If you mean an audio CD, the usual method is creating a hashtag based on the number and durations of its tracks, that's how most CD database systems work. It's not 100% foolproof (there might be two different CDs with exactly the same track numbers and duration) but this is normally quite unlikely.
For CD-ROMs, you could rely on certain indicators such as volume label and serial number, number and size of files and create a similar hashtag.
Thank you so much. The hash calculator for CD will be used in front end using vc++ GUI and the other one is in windows driver. Hence the algorithm should be fast so as to work efficiently in kernel. Calculating the hash using number and sizes of files is heavy for kernel driver. One thing I have not tried is using volume label and serial number. Does all CD have unique serial number?
What I am trying to achieve is, CD-ROMs hash value should change each time when I add the file in the CD-RW disk. Is there any way to do this without putting much load on kernel driver such as calculating number of files and size. I can use GetDiskFreeSpaceEx but using it in xp return me always 0. It works in win 7.
The volume number is actually a FAT file system artifact which has transferred over to CDFS and ISO 9660 filesystems. It's only a 32-bit number, so at 4-bliion-odd possible values, it can't be any more unique that IP numbers, plus Audio CDs don't use it.
You cannot use the same exact method for Audio and Data CDs, since they work in completely different ways. Video CDs etc. are actually closer to Data CDs and have ISO 9660 filesystems, so they are still usable.
As for CD-RW, I t hink you're trying to deal with packet writing ("adding files"), which is an entirely different beast entirely. Packet-written CD-R/RW are not recommended for broad compatibility.
Thank you again. I added more that 5000 files of size 64 bytes in the CD-RW and using FindFirstFile and FindNextFile I loop through and get the file size and add up to total and used it in the existing hash calculation. It worked and I expected it to be slow but to my surprise it worked very fast less than a second.
>>You cannot use the same exact method for Audio and Data CDs. , since they work in completely different ways
I have to try this same method in audio CD. If audio CDs are completely different then will the above method be able to get the actual data size of every audio files?
>>As for CD-RW, I t hink you're trying to deal with packet writing ("adding files"),
Audio CDs don't have "audio files", they have a TOC with track information (position, length), which can be accessed only through low-level drivers or higher level wrappers. The ".cda files" you see in Windows are just a wrapper provided by the OS for convenience, but they don't contain actual data, nor do they link to the actual audio data. Still, you can use this information for calculating the above information (and use it to query services like e.g. CDDB).
Packet-written CDs however have other variables as well, e.g. DELETED files, so you must take that into account too. E.g. two CDs with 5000 same-size files but with one of them containing a "deleted" entry, are to be considered "the same" CD?
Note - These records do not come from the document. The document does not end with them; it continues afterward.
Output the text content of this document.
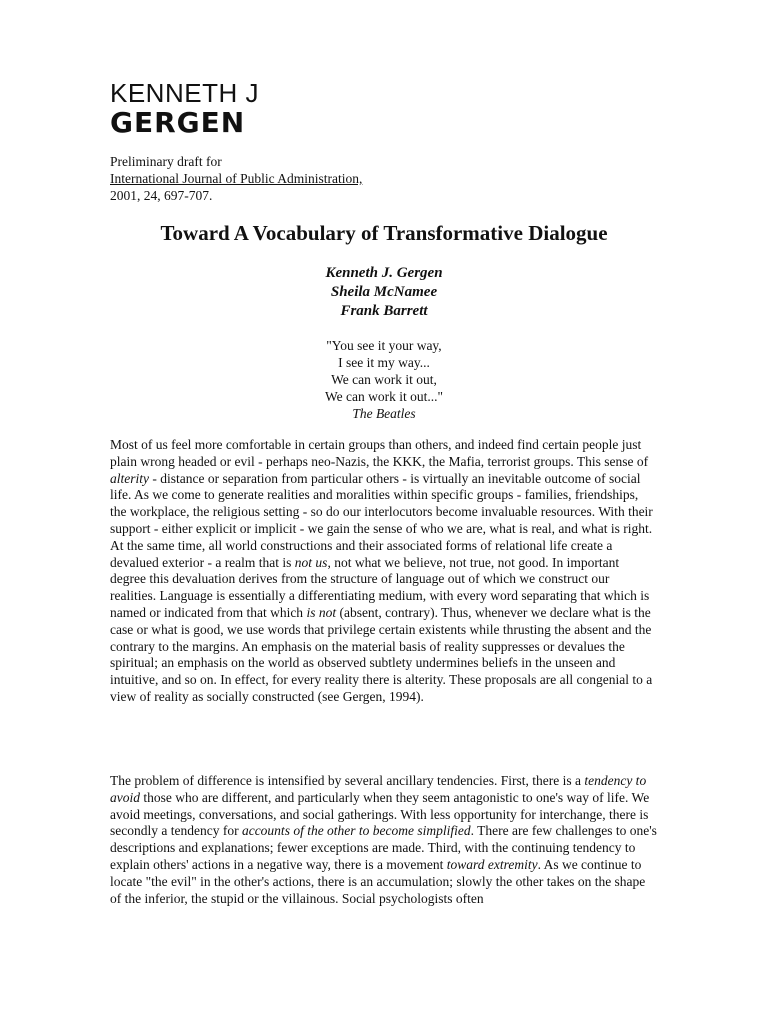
KENNETH J
GERGEN
Preliminary draft for
International Journal of Public Administration,
2001, 24, 697-707.
Toward A Vocabulary of Transformative Dialogue
Kenneth J. Gergen
Sheila McNamee
Frank Barrett
"You see it your way,
I see it my way...
We can work it out,
We can work it out..."
The Beatles

Most of us feel more comfortable in certain groups than others, and indeed find certain people just plain wrong headed or evil - perhaps neo-Nazis, the KKK, the Mafia, terrorist groups. This sense of alterity - distance or separation from particular others - is virtually an inevitable outcome of social life. As we come to generate realities and moralities within specific groups - families, friendships, the workplace, the religious setting - so do our interlocutors become invaluable resources. With their support - either explicit or implicit - we gain the sense of who we are, what is real, and what is right. At the same time, all world constructions and their associated forms of relational life create a devalued exterior - a realm that is not us, not what we believe, not true, not good. In important degree this devaluation derives from the structure of language out of which we construct our realities. Language is essentially a differentiating medium, with every word separating that which is named or indicated from that which is not (absent, contrary). Thus, whenever we declare what is the case or what is good, we use words that privilege certain existents while thrusting the absent and the contrary to the margins. An emphasis on the material basis of reality suppresses or devalues the spiritual; an emphasis on the world as observed subtlety undermines beliefs in the unseen and intuitive, and so on. In effect, for every reality there is alterity. These proposals are all congenial to a view of reality as socially constructed (see Gergen, 1994).

The problem of difference is intensified by several ancillary tendencies. First, there is a tendency to avoid those who are different, and particularly when they seem antagonistic to one's way of life. We avoid meetings, conversations, and social gatherings. With less opportunity for interchange, there is secondly a tendency for accounts of the other to become simplified. There are few challenges to one's descriptions and explanations; fewer exceptions are made. Third, with the continuing tendency to explain others' actions in a negative way, there is a movement toward extremity. As we continue to locate "the evil" in the other's actions, there is an accumulation; slowly the other takes on the shape of the inferior, the stupid or the villainous. Social psychologists often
I suggest you read the online CD Recordable FAQ for more details about how CD-Audio, CD-ROM, packet-writing etc. work.
In any case, CD-ROM (with ISO filesystems), CD-Audio and packet-written CD-R or CD-RW are all different formats using the same medium. Thus by definition, you cannot use the same method for handling all of them. Plus there are possibilities like exotic non-ISO filesystems (e.g. game console CDs), hybrid CDs, CD-extra, photo CD etc. so you really need to narrow down the context.
Thank you so much. I check the audio CD and they don't reflect the actual audio content.
Yes, either narrow down the context or narrow down the application to specific CD. Another way I use is skipping 64 KB of Raw data and reading 4 KB of raw data always get me unique hash. I have no idea what that data means. This hash is unique for all the CDs but not for the data in the CD.
>> two CDs with 5000 same-size files but with one of them containing a "deleted" entry, are to be considered "the same" CD?
Using the above data I add the number of raw data size in the CD and then generate the hash. So in this case the two CDs 4 KB data supposed to be different. Then immaterial of whether the data is deleted in one CD and in another is not, the hash will be different. Hence adding a new file again changes the data size and different hash is generated. The windows API FindFirst/FindNext will any way does not list the deleted files I suppose.
I tried in Audio CD. In this case as you said reads the TOC file of size 64 (B/KB). Now again read the first 4KB raw data + TOC file size and then generate the hash. Suppose I add another track in the Audio CD and another TOC file is added. This in turn increase the total TOC file size. This time the hash generation will give me different hash. But I am not sure whether I am going in a right direction.
But I am quite sure that generating hash from 4KB data is unique (really?).